Companies have long provided job rotations for higher level executives to give them a sense of how different departments operate. Later it was also discovered that short- to medium-term moves for rank-and-file employees helped workers sharpen their skills, stay motivated and identify new roles they might aim for in the future. More recently and important, job-swapping programs also help address a challenge that many companies are facing: how to better foster collaboration across different specialties and regions.
But all these programs are usually designed for moving workers inside companies own walls. No so much known are similar programs in which two very different companies swap their employees in order to spur innovation. But this is what Google and P&G did some years ago. The partnership came about as P&G seek to do a better job marketing on-line and Google was looking for more advertising money for the kind of big consumer-goods company P&G represented (not investing in online marketing then).

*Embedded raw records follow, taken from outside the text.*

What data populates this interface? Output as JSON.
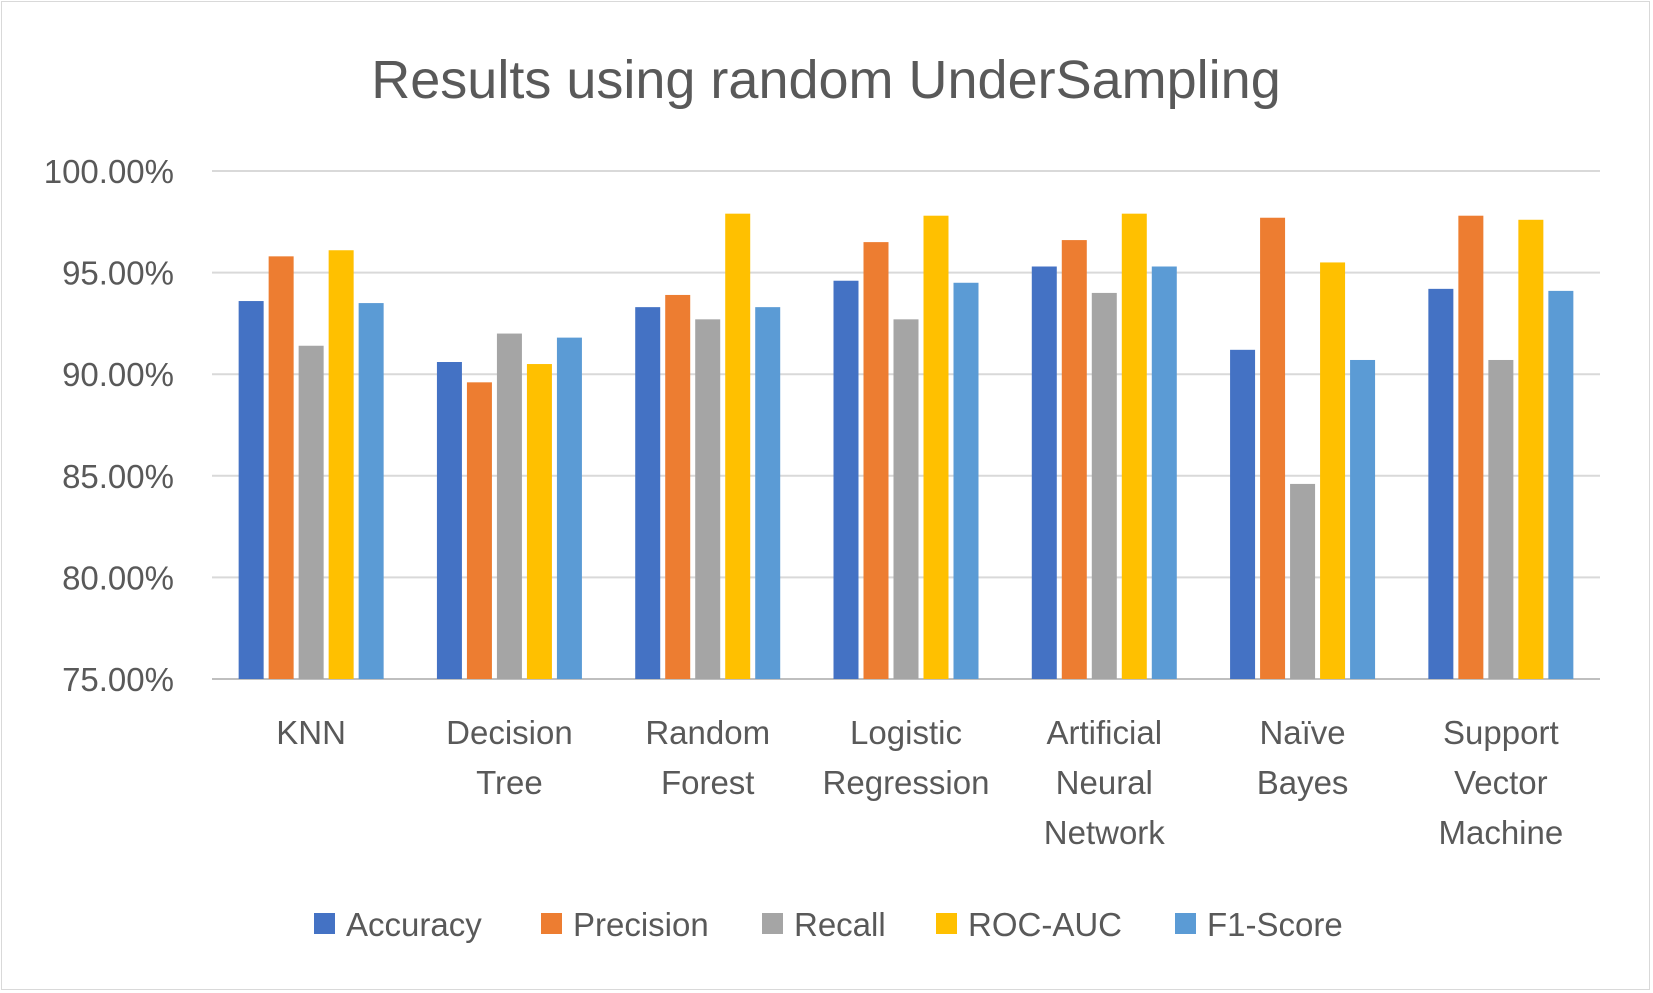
{
  "chart_data": {
    "type": "bar",
    "title": "Results using random UnderSampling",
    "categories": [
      [
        "KNN"
      ],
      [
        "Decision",
        "Tree"
      ],
      [
        "Random",
        "Forest"
      ],
      [
        "Logistic",
        "Regression"
      ],
      [
        "Artificial",
        "Neural",
        "Network"
      ],
      [
        "Naïve",
        "Bayes"
      ],
      [
        "Support",
        "Vector",
        "Machine"
      ]
    ],
    "ylim": [
      75,
      100
    ],
    "yticks": [
      75,
      80,
      85,
      90,
      95,
      100
    ],
    "ytick_labels": [
      "75.00%",
      "80.00%",
      "85.00%",
      "90.00%",
      "95.00%",
      "100.00%"
    ],
    "grid": true,
    "legend_position": "bottom",
    "series": [
      {
        "name": "Accuracy",
        "color": "#4472C4",
        "values": [
          93.6,
          90.6,
          93.3,
          94.6,
          95.3,
          91.2,
          94.2
        ]
      },
      {
        "name": "Precision",
        "color": "#ED7D31",
        "values": [
          95.8,
          89.6,
          93.9,
          96.5,
          96.6,
          97.7,
          97.8
        ]
      },
      {
        "name": "Recall",
        "color": "#A5A5A5",
        "values": [
          91.4,
          92.0,
          92.7,
          92.7,
          94.0,
          84.6,
          90.7
        ]
      },
      {
        "name": "ROC-AUC",
        "color": "#FFC000",
        "values": [
          96.1,
          90.5,
          97.9,
          97.8,
          97.9,
          95.5,
          97.6
        ]
      },
      {
        "name": "F1-Score",
        "color": "#5B9BD5",
        "values": [
          93.5,
          91.8,
          93.3,
          94.5,
          95.3,
          90.7,
          94.1
        ]
      }
    ]
  }
}
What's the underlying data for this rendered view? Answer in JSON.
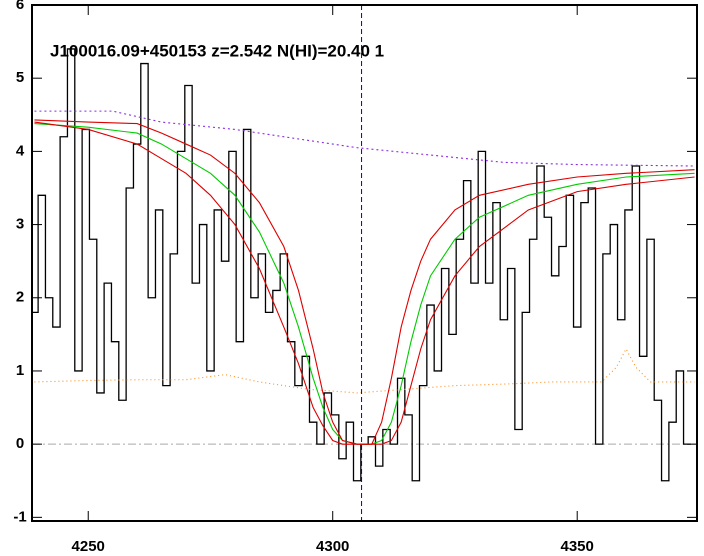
{
  "chart_data": {
    "type": "line",
    "title": "J100016.09+450153 z=2.542 N(HI)=20.40 1",
    "xlim": [
      4238.5,
      4374.5
    ],
    "ylim": [
      -1.05,
      6.0
    ],
    "xticks": [
      4250,
      4300,
      4350
    ],
    "yticks": [
      -1,
      0,
      1,
      2,
      3,
      4,
      5,
      6
    ],
    "vline": 4305.9,
    "vline_color": "#0000cc",
    "hline": 0,
    "hline_color": "#aaaaaa",
    "series": [
      {
        "color": "#000000",
        "step": true,
        "x": [
          4239,
          4240.5,
          4242,
          4243.5,
          4245,
          4246.5,
          4248,
          4249.5,
          4251,
          4252.5,
          4254,
          4255.5,
          4257,
          4258.5,
          4260,
          4261.5,
          4263,
          4264.5,
          4266,
          4267.5,
          4269,
          4270.5,
          4272,
          4273.5,
          4275,
          4276.5,
          4278,
          4279.5,
          4281,
          4282.5,
          4284,
          4285.5,
          4287,
          4288.5,
          4290,
          4291.5,
          4293,
          4294.5,
          4296,
          4297.5,
          4299,
          4300.5,
          4302,
          4303.5,
          4305,
          4306.5,
          4308,
          4309.5,
          4311,
          4312.5,
          4314,
          4315.5,
          4317,
          4318.5,
          4320,
          4321.5,
          4323,
          4324.5,
          4326,
          4327.5,
          4329,
          4330.5,
          4332,
          4333.5,
          4335,
          4336.5,
          4338,
          4339.5,
          4341,
          4342.5,
          4344,
          4345.5,
          4347,
          4348.5,
          4350,
          4351.5,
          4353,
          4354.5,
          4356,
          4357.5,
          4359,
          4360.5,
          4362,
          4363.5,
          4365,
          4366.5,
          4368,
          4369.5,
          4371,
          4372.5
        ],
        "values": [
          1.8,
          3.4,
          2.0,
          1.6,
          4.2,
          5.4,
          1.0,
          4.3,
          2.8,
          0.7,
          2.2,
          1.4,
          0.6,
          3.5,
          4.1,
          5.2,
          2.0,
          3.2,
          0.8,
          2.6,
          4.0,
          4.9,
          2.2,
          3.0,
          1.0,
          3.2,
          2.5,
          4.0,
          1.4,
          4.3,
          2.0,
          2.6,
          1.8,
          2.1,
          2.6,
          1.4,
          0.8,
          1.2,
          0.3,
          0.0,
          0.7,
          0.4,
          -0.2,
          0.3,
          -0.5,
          0.0,
          0.1,
          -0.3,
          0.2,
          0.0,
          0.9,
          0.4,
          -0.5,
          0.8,
          1.9,
          1.0,
          2.4,
          1.5,
          2.8,
          3.6,
          2.2,
          4.0,
          2.2,
          3.3,
          1.7,
          2.4,
          0.2,
          1.8,
          2.8,
          3.8,
          3.1,
          2.3,
          2.7,
          3.4,
          1.6,
          3.3,
          3.5,
          0.0,
          2.6,
          3.0,
          1.7,
          3.2,
          3.8,
          1.2,
          2.8,
          0.6,
          -0.5,
          0.3,
          1.0,
          0.0
        ]
      },
      {
        "color": "#ff8c1a",
        "dash": "1 3",
        "x": [
          4239,
          4250,
          4260,
          4270,
          4278,
          4285,
          4295,
          4305,
          4315,
          4325,
          4335,
          4345,
          4355,
          4358,
          4360,
          4362,
          4365,
          4374
        ],
        "values": [
          0.85,
          0.87,
          0.88,
          0.88,
          0.95,
          0.85,
          0.75,
          0.7,
          0.75,
          0.8,
          0.82,
          0.85,
          0.85,
          1.05,
          1.3,
          1.05,
          0.85,
          0.85
        ]
      },
      {
        "color": "#8a2be2",
        "dash": "2 3",
        "x": [
          4239,
          4255,
          4265,
          4280,
          4295,
          4305,
          4320,
          4335,
          4350,
          4374
        ],
        "values": [
          4.55,
          4.55,
          4.4,
          4.3,
          4.15,
          4.05,
          3.95,
          3.85,
          3.82,
          3.8
        ]
      },
      {
        "color": "#00cc00",
        "x": [
          4239,
          4250,
          4260,
          4265,
          4270,
          4275,
          4280,
          4285,
          4290,
          4293,
          4296,
          4298,
          4300,
          4302,
          4305,
          4308,
          4310,
          4312,
          4314,
          4316,
          4318,
          4320,
          4325,
          4330,
          4340,
          4350,
          4360,
          4374
        ],
        "values": [
          4.38,
          4.33,
          4.25,
          4.1,
          3.9,
          3.7,
          3.4,
          2.9,
          2.2,
          1.6,
          0.9,
          0.5,
          0.2,
          0.05,
          0.0,
          0.0,
          0.05,
          0.3,
          0.8,
          1.4,
          1.9,
          2.3,
          2.8,
          3.1,
          3.4,
          3.55,
          3.65,
          3.7
        ]
      },
      {
        "color": "#dd0000",
        "x": [
          4239,
          4250,
          4260,
          4265,
          4270,
          4275,
          4280,
          4285,
          4290,
          4293,
          4296,
          4298,
          4300,
          4302,
          4305,
          4308,
          4310,
          4312,
          4314,
          4316,
          4318,
          4320,
          4325,
          4330,
          4340,
          4350,
          4360,
          4374
        ],
        "values": [
          4.43,
          4.4,
          4.38,
          4.25,
          4.1,
          3.95,
          3.7,
          3.3,
          2.7,
          2.1,
          1.3,
          0.7,
          0.3,
          0.05,
          0.0,
          0.0,
          0.3,
          0.9,
          1.6,
          2.1,
          2.5,
          2.8,
          3.2,
          3.4,
          3.55,
          3.65,
          3.7,
          3.75
        ]
      },
      {
        "color": "#dd0000",
        "x": [
          4239,
          4250,
          4260,
          4265,
          4270,
          4275,
          4280,
          4285,
          4290,
          4293,
          4296,
          4298,
          4300,
          4302,
          4305,
          4308,
          4310,
          4312,
          4314,
          4316,
          4318,
          4320,
          4325,
          4330,
          4340,
          4350,
          4360,
          4374
        ],
        "values": [
          4.4,
          4.3,
          4.1,
          3.9,
          3.7,
          3.4,
          3.0,
          2.4,
          1.6,
          1.1,
          0.5,
          0.25,
          0.05,
          0.0,
          0.0,
          0.0,
          0.0,
          0.05,
          0.3,
          0.8,
          1.3,
          1.7,
          2.3,
          2.7,
          3.2,
          3.45,
          3.55,
          3.65
        ]
      }
    ]
  }
}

About two-dozen staffers from the two companies spent weeks dipping into each other’s staff training programs and sitting in on meetings where business plans get hammered out. The learning was mutual. As the two companies started working together, the gulf between them quickly became apparent. For instance, when actress Salma Hayek unveiled an ambitious promotion for P&G’s Pampers brand, the Google team was stunned to learn that Pampers hadn’t invited any “motherhood” bloggers — women who run popular Web sites about child-rearing — to attend the press conference. “Where are the bloggers?” asked a Google staffer in disbelief. For their part, P&G employees gasped in surprise during a Tide brand meeting when a Google job-swapper apparently didn’t realize that Tide’s signature orange-colored packaging is a key part of the brand’s image.
According to executives, the initiative was no just a good way to share information between partners, but a good way of opening up the culture to new ideas in general.
The initiative draw little notice then, so it’s worth to recall it as it was published by the Wall Street Journal.